Edward Barnard (provost)
Edward Barnard was an English cleric and academic, provost of Eton from 1764.
Early life and education
Barnard was second son of Rev. George Barnard, of Harpenden, Herts. Rector of Knebworth, 1737, and Luton, 1745–60. He was a foundation scholar at Eton College and, becoming superannuated, entered St John's College, Cambridge, where he graduated B.A. in 1736, M.A. in 1742, B.D. in 1760 and D.D. in 1766. He was fellow of his college from March 1743–4 to 1766. In 1762 he was at Eton as tutor to Henry Townshend, brother to Lord Sydney, and he also became tutor to George Hardinge, afterwards Welsh justice, whose recollections of Barnard are given at length in Nichols's Anecdotes.Career
Barnard succeeded John Sumner as head master of Eton in 1764 and raised the numbers of the school from three hundred to five hundred.

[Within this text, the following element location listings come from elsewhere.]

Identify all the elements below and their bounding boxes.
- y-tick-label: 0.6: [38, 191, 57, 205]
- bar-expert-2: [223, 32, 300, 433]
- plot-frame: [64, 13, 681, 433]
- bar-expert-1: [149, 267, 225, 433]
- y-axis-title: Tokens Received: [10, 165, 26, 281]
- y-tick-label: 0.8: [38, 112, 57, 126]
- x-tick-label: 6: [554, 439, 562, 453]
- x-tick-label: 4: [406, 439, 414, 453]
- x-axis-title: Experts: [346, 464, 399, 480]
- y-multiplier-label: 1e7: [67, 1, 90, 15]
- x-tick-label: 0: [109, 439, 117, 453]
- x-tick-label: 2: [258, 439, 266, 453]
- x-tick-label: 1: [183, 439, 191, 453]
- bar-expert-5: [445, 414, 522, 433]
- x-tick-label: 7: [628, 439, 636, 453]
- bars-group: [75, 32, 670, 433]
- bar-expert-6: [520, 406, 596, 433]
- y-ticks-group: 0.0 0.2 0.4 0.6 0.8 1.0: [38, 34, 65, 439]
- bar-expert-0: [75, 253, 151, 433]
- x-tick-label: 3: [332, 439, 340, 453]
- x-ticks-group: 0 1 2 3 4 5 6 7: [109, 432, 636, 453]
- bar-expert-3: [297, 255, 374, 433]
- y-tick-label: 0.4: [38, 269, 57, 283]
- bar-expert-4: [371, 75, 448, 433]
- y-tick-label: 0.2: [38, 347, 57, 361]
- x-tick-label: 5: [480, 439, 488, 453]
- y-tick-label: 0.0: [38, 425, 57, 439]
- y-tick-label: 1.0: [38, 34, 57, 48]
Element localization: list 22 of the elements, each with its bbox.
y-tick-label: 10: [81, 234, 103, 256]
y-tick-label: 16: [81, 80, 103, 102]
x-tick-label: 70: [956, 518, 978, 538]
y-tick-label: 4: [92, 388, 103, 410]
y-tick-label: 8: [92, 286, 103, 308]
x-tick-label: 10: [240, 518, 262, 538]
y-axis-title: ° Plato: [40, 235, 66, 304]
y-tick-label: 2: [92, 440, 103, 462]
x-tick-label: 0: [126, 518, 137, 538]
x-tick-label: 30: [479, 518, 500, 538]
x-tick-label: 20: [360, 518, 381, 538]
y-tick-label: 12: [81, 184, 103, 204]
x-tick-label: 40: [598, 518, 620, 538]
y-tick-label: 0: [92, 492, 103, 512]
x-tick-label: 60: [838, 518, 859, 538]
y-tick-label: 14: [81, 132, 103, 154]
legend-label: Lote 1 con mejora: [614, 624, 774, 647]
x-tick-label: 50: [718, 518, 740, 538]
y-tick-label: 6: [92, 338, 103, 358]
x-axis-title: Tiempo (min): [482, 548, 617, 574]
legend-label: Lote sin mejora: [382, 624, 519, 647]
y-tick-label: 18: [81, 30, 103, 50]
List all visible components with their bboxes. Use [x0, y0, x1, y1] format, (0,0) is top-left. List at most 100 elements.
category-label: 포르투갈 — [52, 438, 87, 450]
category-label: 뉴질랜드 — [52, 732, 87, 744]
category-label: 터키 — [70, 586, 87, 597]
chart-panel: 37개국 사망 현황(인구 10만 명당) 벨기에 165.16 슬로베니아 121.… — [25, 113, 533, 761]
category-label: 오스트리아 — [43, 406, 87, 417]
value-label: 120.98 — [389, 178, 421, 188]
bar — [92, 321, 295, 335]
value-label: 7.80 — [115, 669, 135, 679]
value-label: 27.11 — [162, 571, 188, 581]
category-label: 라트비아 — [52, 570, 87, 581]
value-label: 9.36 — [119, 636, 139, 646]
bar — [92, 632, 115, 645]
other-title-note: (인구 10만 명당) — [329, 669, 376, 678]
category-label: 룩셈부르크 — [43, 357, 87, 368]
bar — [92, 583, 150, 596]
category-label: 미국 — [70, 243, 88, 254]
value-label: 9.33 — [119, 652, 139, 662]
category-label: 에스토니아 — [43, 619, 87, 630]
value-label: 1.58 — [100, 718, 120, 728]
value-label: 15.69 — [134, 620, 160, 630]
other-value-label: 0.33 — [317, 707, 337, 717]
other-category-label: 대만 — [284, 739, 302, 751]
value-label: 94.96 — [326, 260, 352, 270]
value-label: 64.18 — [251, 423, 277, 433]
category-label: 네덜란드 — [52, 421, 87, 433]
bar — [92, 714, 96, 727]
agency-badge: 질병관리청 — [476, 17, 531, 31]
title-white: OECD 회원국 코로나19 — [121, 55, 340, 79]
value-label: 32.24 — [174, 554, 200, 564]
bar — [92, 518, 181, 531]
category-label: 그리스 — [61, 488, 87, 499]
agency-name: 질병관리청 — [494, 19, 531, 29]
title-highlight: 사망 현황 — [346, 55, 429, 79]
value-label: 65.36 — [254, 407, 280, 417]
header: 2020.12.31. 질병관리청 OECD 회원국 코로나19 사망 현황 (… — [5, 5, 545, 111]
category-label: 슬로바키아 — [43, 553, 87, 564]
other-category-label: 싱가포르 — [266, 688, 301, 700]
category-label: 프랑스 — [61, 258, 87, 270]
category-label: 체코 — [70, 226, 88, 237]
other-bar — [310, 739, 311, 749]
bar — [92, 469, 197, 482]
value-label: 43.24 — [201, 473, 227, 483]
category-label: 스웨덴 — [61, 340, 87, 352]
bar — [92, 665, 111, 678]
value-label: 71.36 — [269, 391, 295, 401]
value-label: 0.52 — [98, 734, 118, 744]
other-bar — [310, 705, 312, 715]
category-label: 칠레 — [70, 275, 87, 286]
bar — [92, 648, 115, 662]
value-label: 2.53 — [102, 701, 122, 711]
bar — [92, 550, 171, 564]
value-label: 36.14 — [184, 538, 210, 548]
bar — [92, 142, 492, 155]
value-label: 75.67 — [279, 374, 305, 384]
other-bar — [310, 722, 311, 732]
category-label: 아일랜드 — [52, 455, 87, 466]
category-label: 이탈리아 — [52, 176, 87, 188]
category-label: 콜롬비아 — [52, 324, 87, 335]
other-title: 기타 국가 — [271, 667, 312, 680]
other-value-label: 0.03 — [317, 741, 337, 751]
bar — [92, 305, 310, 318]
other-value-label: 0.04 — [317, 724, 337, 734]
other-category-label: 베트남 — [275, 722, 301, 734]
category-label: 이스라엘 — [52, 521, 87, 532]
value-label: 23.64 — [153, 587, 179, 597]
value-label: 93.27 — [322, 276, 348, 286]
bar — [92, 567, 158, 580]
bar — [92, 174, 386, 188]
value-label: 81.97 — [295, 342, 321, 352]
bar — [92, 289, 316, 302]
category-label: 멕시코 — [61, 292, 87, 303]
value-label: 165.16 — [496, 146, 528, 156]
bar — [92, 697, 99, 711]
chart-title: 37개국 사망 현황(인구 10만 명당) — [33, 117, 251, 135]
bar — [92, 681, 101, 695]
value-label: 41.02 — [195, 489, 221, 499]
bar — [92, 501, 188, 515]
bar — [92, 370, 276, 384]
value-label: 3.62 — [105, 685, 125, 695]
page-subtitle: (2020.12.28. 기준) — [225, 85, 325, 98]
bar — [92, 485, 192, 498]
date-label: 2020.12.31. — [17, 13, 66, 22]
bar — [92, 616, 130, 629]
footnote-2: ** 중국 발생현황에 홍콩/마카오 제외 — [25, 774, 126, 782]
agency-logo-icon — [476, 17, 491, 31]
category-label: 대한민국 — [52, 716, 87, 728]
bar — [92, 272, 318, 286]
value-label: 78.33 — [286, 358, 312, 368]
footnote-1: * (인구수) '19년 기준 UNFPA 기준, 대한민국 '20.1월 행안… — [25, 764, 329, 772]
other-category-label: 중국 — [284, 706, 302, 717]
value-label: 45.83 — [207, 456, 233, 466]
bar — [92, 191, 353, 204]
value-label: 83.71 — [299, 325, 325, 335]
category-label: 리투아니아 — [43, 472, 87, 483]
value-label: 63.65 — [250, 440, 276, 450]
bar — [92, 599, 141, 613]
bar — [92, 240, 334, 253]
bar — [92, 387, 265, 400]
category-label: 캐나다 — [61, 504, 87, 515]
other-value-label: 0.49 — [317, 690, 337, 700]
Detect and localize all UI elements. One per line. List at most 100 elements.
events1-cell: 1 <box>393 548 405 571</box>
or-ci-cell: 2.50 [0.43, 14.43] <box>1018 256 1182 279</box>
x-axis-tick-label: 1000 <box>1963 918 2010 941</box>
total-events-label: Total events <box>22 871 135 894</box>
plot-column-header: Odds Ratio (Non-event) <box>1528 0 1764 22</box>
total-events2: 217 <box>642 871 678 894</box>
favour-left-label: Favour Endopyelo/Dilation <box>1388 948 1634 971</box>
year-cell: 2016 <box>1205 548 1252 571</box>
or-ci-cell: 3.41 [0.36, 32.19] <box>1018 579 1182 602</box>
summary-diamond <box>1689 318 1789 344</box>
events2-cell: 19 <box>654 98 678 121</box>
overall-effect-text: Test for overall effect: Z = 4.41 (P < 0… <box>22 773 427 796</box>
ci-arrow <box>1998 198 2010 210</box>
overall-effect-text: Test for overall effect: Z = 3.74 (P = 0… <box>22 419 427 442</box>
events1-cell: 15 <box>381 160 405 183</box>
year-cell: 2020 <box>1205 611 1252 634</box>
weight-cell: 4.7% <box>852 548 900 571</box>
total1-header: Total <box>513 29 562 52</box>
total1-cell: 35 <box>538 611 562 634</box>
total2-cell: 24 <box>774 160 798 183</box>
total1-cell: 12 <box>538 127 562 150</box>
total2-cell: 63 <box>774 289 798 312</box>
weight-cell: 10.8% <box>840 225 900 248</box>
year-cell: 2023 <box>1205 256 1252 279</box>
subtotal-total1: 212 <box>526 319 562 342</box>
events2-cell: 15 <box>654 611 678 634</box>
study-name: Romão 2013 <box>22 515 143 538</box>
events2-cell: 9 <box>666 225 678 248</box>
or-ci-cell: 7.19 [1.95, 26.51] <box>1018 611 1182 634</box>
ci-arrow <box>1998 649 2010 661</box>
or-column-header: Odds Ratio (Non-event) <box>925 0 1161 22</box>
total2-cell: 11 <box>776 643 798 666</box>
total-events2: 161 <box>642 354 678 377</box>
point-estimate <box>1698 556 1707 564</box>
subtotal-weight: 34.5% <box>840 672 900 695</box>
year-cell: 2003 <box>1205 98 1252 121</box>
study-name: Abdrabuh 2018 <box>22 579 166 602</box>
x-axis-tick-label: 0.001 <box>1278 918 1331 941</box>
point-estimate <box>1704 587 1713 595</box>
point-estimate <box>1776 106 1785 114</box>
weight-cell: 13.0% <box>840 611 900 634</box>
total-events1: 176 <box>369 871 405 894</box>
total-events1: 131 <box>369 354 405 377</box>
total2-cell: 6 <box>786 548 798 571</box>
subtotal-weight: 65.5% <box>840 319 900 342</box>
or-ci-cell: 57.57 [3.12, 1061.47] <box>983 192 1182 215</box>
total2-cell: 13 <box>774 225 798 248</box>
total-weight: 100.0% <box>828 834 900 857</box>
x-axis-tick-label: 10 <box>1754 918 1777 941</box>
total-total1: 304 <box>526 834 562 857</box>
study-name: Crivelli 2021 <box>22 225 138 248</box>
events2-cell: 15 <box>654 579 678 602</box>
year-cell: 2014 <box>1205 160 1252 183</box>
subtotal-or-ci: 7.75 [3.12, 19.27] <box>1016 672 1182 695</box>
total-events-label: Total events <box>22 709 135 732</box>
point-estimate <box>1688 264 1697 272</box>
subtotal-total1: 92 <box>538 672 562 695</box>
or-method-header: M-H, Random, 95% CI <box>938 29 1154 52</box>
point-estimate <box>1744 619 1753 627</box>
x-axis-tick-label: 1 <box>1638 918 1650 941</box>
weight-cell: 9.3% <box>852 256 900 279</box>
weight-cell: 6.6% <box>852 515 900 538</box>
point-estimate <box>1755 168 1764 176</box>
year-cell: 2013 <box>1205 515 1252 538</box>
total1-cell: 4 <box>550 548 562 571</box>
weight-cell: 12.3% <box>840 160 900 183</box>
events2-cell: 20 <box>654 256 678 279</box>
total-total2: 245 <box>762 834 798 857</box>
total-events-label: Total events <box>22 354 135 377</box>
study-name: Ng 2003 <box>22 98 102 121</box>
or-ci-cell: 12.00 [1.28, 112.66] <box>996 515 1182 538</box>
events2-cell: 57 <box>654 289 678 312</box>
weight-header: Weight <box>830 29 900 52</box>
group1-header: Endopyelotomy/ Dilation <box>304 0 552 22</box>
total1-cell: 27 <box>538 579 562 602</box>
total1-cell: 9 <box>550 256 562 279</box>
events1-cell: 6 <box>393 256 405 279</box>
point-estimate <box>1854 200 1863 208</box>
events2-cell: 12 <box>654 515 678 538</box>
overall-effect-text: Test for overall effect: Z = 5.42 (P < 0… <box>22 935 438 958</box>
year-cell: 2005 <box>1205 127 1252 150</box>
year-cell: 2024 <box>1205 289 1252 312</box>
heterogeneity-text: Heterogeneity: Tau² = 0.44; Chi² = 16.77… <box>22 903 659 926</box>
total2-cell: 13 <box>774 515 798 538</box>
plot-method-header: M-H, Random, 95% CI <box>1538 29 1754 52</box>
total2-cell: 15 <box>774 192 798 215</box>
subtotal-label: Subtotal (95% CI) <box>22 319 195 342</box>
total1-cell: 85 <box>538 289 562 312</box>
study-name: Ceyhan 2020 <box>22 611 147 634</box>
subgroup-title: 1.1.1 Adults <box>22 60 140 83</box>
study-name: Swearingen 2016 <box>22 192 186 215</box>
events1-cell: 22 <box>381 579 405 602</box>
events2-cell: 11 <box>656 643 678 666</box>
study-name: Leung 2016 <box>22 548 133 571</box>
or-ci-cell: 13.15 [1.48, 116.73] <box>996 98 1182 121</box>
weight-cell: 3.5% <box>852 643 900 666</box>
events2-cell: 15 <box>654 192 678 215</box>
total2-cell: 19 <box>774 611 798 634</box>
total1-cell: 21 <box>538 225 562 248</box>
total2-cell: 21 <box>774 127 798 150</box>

He was appointed to a canonry of Windsor in 1761, and in 1764 became provost of Eton. He was also rector of St Paul's Cray, Kent."Dr. Barnard, recalled in his memoirs that Fox had been the last boy he had flogged in a long distinguished career: on this occasion Fox’s misdemeanour had been to sneak out of school to attend the theatre in Windsor." Other sources online claim the flogging was on account of his louche appearance on returning from France.